Block chain is an emerging technology. To explain it in simple terms, it is a ledger. It is a technology to create and maintain a cryptographically secure, shared, and distributed ledger (a database) for transactions. It allows people and businesses to make instantaneous transactions on a network without any intermediary. It provides more secure and safe transactions online.
A blockchain is basically a chain of blocks, with each block containing digital information. They can be envisioned as boxes of data tied up and dependent on each other, like wagons in a train as shown in Figure 1.
Figure 1: Chain of blocks
Blockchain is the digital and decentralized ledger that documents all transactions. Whenever a person buys digital coins on a decentralized exchange, sells coins, transfers coins, or buys a good or service with virtual coins, a ledger records that transaction in an encrypted manner to guard it from cybercriminals. The transactions are also recorded and processed without a third-party provider (a bank). The objective of blockchain is to let digital information to be recorded and distributed, but not edited. The most important advantage of blockchain’s distributed ledger is reduced operational costs.
In a traditional environment, trusted third partiesact as intermediaries for financial transactions. If you must send money to a foreign country, it will pass through an intermediary (usually a bank). It will usually not be immediate and might take up to 3 or 4 days. The intermediary will take a commission to do this either as an exchange rate adjustment or other charges.By eliminating the intermediary, blockchain permits companies to trace products and transactions all the way promptly and easily back to their roots.

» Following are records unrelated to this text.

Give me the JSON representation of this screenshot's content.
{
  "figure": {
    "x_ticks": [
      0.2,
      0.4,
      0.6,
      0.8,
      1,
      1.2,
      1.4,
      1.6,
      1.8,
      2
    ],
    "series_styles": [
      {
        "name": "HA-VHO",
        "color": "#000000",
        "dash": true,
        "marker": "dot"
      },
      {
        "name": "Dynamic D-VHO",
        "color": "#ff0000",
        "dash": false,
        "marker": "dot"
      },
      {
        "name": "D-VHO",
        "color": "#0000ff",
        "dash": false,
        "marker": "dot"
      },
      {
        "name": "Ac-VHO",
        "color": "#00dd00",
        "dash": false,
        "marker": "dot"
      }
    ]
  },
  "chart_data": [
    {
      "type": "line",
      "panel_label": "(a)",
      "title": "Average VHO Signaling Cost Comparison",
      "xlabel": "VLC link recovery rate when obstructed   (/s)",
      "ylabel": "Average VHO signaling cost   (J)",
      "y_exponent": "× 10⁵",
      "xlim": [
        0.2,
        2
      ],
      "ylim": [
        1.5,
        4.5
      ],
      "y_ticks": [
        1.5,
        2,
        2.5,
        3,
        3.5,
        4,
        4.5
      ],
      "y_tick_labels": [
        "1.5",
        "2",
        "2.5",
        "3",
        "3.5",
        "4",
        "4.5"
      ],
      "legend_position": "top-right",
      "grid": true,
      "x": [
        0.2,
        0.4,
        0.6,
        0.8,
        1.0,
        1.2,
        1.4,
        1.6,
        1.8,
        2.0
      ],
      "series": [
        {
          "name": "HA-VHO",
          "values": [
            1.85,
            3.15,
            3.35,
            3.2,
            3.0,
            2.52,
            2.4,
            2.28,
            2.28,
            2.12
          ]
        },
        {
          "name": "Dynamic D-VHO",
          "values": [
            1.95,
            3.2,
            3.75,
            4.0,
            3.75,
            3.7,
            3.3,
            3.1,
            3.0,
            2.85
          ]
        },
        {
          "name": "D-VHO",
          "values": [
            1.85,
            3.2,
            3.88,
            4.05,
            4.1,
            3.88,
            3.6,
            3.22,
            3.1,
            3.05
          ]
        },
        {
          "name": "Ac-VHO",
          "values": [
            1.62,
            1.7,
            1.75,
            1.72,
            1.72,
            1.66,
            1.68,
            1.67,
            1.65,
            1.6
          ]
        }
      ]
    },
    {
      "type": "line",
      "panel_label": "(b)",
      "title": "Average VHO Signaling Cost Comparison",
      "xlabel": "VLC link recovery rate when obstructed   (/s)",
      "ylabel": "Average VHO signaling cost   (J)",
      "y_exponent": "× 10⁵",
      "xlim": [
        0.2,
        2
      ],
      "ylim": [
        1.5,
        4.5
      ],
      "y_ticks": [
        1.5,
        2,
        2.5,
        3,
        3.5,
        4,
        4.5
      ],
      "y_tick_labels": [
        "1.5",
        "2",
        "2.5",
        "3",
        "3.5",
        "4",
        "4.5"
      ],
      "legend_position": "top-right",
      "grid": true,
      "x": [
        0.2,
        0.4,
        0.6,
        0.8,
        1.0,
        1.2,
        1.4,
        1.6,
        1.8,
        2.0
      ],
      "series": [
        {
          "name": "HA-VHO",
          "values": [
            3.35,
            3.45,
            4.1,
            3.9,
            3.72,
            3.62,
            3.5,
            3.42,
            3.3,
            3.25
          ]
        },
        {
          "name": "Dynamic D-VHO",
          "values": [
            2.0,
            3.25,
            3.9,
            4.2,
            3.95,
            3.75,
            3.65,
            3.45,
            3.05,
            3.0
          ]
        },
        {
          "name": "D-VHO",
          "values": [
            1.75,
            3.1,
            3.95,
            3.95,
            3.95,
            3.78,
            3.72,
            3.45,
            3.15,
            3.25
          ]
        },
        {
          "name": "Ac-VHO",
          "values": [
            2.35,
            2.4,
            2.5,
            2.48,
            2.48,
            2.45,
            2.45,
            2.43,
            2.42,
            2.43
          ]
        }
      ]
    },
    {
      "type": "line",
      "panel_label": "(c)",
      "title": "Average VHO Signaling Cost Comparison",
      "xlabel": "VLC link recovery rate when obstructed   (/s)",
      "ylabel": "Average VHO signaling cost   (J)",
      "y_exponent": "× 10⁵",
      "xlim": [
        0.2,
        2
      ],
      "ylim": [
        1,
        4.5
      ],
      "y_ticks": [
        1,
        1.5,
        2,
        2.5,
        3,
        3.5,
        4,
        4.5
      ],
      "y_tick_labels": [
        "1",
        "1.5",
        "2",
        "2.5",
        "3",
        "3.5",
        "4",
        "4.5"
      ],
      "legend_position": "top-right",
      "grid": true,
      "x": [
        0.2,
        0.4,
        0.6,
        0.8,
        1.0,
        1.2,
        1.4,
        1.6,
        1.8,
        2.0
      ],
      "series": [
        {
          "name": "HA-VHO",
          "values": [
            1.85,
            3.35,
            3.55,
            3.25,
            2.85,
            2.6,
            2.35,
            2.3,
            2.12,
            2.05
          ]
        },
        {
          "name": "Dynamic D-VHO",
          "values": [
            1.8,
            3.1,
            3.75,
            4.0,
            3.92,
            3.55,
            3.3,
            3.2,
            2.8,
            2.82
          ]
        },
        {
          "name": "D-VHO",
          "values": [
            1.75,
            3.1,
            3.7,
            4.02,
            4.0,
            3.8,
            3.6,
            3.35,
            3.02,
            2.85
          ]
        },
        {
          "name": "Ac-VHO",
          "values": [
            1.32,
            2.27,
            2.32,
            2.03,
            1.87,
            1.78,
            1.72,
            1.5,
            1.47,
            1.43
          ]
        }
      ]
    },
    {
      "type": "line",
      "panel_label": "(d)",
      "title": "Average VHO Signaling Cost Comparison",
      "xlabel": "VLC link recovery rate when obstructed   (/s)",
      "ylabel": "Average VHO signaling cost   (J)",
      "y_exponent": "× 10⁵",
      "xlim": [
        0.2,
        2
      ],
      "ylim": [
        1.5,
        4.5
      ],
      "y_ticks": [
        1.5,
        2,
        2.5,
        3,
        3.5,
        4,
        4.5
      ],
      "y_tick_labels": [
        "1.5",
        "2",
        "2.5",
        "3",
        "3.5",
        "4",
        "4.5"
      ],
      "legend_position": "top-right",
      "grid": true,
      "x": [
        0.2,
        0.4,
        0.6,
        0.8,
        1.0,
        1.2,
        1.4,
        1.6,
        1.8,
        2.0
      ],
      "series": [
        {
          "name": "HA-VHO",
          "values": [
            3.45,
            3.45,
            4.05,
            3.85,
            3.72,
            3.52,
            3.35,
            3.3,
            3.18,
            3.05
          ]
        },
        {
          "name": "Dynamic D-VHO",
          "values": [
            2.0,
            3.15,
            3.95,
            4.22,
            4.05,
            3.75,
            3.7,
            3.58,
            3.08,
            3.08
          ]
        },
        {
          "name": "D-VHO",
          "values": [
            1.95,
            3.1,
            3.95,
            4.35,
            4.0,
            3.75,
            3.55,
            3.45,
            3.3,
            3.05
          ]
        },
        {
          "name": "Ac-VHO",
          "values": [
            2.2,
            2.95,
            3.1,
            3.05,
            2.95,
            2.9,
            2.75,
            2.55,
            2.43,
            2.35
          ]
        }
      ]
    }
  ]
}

The original block chain uses open-source technology that provides an alternative to the conventional bitcoin cryptocurrency intermediary. Bitcoin is a digital currency used to buy and sell items from companies that accept it as payment. The intermediary is replaced by a collective ecosystem verification with great deal of security and speed.
Multiple versions of the person making transactions are available as “nodes” on network functioning simultaneously as transactions executors and miners. Transactions are collected in blocks before getting connected to the block chain. Miners are compensated with bitcoin based on the amount of time they take to check the validity of the transaction and to find the correct mathematical key to link to the block of transactions into the correct place in the open ledger. Miners would get based on the number of transactions carried out by them. The “reward” miners get will lessen every 4 years until Bitcoin production stops. Transactions carried out on a block chain are secure. Cryptographical encryption algorithms ensure that no record of a transaction on blockchain can be altered.